By CleanSteve

Fromebanks seen from the ruins of Capel's Mill

I took the car to have new wheel bearings fitted early this morning and then enjoyed a breakfast snack in the nearby Waitrose cafe whilst waiting for the CAB to open. I then went there to get advice on my rights regarding the computer problems I'm still having, and which are getting exceedingly tiresome. They were very helpful but couldn't actually do much for me. I will have to do it for myself.

Eventually I returned home on foot, and mulled over my options which I will initiate tomorrow. In the middle of the afternoon I got a call from the garage owner to say the car was ready, so I headed down the hill and then along the valley taking a short bus ride in the middle of the route.

My route on foot came close to the canal and river at Capel's Mill so I decided to take a detour there for a short break by the river. It was very calming hearing the fast flowing water tumbling over the old mill race, all that is left of the old Capel's Mill complex nw sited underneath the high arches of the railway viaduct. Regular viewers of my blips will know how much I like being there and seeing the wildlife close at hand. Today I saw no kingfishers nor white-thoated dippers, which are so often busying themselves at that spot. I watched a wagtail for a short time but my pictures were very dark in the shadowy light under the arches. It might have helped if I'd remembered I had a polarising filter on that lens, which certainly didn't help!
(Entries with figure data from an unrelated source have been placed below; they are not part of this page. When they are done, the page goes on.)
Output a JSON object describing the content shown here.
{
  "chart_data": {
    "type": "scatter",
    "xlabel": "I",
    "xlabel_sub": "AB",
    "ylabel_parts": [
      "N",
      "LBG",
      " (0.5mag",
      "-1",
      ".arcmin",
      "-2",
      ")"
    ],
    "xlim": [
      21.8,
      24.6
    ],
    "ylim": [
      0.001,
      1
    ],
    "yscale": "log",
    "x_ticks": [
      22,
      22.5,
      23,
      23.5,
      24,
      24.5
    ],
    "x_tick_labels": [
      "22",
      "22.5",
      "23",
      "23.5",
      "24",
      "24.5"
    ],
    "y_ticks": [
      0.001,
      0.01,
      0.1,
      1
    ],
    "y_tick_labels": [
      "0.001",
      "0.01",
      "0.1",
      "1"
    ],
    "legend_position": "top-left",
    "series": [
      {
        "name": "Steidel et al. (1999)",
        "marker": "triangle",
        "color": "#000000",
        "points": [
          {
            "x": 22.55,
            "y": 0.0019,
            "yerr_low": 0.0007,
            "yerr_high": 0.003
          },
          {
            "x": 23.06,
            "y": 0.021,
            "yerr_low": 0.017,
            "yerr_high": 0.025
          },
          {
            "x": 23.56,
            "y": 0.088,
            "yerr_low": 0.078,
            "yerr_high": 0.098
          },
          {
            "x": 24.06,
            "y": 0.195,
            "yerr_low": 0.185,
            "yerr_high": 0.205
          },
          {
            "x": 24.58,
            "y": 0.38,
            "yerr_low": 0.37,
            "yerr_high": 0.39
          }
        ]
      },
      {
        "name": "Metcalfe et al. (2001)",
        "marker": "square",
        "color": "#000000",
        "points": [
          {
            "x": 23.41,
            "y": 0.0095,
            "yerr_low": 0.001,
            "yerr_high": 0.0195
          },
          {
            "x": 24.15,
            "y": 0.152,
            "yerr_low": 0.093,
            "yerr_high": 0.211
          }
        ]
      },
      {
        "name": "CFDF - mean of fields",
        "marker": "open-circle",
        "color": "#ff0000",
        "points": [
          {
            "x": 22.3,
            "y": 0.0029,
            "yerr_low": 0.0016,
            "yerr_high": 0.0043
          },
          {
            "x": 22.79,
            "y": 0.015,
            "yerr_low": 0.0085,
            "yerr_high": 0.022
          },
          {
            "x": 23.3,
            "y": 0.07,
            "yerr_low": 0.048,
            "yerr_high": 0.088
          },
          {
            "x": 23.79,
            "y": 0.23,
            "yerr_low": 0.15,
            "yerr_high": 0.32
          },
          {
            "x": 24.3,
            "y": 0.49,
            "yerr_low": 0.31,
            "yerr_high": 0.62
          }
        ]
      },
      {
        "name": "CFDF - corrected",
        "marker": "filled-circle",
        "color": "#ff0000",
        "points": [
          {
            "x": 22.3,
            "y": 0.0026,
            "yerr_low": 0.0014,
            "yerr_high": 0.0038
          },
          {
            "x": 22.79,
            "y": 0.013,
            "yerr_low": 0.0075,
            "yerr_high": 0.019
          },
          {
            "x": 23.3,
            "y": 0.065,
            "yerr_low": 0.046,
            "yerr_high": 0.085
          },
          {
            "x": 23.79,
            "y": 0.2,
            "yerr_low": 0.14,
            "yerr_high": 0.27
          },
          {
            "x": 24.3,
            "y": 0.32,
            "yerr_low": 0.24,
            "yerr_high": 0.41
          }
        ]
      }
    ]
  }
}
Just before I was readying to go on to pick up the car i had two brief interludes with two different groups of people. K. was visiting Stroud from Birmingham, with his friend, and had come to the river by chance. He had exactly the same camera as me and similar lenses so we had a good chat and I pointed out some of the delights of the area. They then moved on and two more people passed by and we engaged in conversation about kingfishers and dippers. I mentioned to both pairs that if they looked at this journal they could see some fo the wildlife I had blipped from there. By the time I came to write this, I see that 'I' has become a new follower, so I would like to say hello to them all.

Just before I left I took this picture looking downstream when standing on the old stones, of what is left of original mill race. Fromebanks is now a nature reserve and rather a wonderful and idyllic place t have no more than four hundred yards from the town centre.